Here's my warning: stories viewed in the rear-view mirror are easier to deconstruct than they are to develop looking forward. So please don't be blinded by the simplicity of The Arc of Change tool. You probably won't be able to write down your brand's storyline off the cuff. It will take some leisure, effort and time.

But it pays off! For personal brands, for seemingly bland products, for so-called brands that now live solely on well-told advertising stories and want to transform themselves into a real brand with a mission, because they have to. The time of advertising clowning is over, even if it doesn't look like it to many. - Did I already mention: "Objects in mirror are closer than they appear"?

And again, because it's important: Choose a strong opponent for your brand story, because you need one. That can never be your competition. In this article I explain why.

Because regardless of whether it's a global corporation or an SME - every person, every company has and needs meaning, a mission, a purpose, i.e. at least one archaic value and the story it activates, around which everything revolves. With this story, you transform seemingly bland things into relevant ones, give meaning to apparent commodities and establish a relationship with your audience. This is how you win like-minded comrades-in-arms in the company, where every story must start if it is to be serious and therefore effective.

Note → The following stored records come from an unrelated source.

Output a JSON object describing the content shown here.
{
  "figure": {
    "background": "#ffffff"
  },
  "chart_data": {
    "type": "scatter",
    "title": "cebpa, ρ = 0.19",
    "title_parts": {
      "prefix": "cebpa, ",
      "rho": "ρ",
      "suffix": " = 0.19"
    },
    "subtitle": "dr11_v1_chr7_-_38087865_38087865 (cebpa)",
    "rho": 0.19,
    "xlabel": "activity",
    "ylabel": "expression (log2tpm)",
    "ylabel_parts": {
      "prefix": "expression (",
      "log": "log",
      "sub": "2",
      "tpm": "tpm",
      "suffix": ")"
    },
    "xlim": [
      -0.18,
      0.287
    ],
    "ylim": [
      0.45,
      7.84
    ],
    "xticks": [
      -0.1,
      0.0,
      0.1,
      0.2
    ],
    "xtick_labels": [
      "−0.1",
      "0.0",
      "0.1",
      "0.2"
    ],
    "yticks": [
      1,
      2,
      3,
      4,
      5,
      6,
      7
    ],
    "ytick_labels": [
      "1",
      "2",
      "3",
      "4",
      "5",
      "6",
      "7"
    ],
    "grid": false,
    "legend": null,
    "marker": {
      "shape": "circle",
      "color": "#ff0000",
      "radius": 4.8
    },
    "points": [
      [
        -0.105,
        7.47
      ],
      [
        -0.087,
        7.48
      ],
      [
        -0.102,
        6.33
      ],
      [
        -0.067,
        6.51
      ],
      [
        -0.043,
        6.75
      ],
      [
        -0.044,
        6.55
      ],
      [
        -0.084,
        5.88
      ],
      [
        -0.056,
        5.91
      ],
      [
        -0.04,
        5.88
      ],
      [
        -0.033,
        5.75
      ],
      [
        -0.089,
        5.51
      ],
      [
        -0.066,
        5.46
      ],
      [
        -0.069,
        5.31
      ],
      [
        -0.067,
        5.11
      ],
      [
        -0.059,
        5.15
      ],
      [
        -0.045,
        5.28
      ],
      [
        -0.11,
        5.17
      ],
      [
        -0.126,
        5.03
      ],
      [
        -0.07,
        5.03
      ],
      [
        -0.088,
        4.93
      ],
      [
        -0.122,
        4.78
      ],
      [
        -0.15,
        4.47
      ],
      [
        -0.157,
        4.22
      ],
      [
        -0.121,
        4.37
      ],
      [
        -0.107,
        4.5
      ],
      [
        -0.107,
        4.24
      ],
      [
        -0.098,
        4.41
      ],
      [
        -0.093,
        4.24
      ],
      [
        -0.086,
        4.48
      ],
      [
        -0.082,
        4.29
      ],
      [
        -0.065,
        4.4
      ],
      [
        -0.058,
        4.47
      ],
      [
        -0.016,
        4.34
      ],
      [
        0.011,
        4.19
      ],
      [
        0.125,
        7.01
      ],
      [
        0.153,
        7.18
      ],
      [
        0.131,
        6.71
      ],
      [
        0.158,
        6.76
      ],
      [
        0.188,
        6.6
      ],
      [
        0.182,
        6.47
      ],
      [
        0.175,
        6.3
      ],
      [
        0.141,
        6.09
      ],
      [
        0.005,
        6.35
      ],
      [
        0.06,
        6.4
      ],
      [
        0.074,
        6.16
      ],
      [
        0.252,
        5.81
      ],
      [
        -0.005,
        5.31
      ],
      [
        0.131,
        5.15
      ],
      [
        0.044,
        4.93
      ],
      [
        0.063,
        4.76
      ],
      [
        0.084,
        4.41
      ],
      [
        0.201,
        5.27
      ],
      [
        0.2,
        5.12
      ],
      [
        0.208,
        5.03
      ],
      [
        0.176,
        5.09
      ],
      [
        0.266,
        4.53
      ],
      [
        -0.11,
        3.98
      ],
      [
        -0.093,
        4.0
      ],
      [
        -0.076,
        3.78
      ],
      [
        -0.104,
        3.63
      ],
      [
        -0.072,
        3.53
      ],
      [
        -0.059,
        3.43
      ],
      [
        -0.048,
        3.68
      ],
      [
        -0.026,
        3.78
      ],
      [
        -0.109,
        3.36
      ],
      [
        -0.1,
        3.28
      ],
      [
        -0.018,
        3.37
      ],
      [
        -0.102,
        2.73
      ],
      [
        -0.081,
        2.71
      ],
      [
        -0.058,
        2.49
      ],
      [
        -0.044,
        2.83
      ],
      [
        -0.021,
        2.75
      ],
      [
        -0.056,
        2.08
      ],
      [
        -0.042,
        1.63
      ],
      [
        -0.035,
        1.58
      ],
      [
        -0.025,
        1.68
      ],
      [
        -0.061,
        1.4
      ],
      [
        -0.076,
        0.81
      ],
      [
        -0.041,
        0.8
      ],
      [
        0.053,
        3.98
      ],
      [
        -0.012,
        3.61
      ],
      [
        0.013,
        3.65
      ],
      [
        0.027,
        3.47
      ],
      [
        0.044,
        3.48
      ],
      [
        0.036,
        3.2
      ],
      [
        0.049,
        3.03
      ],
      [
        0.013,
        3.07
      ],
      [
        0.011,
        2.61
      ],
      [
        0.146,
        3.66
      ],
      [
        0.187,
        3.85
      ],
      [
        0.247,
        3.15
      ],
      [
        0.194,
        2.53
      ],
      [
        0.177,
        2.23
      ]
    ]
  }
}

If you can't convey a purpose in your story, there's only one theme left: the small price. And in this case, it's just the heel money for the last friend who leaves through the window.

So to all those who say, "It doesn't apply to me and my brand!", take heart in the words my grandmother, old Story Dudette, embroidered on the cover of a decorative cushion in the glow of the first meagre rays of spring sunshine filtering through the small skylight of her gloomy nursery: "No Story. No Glory."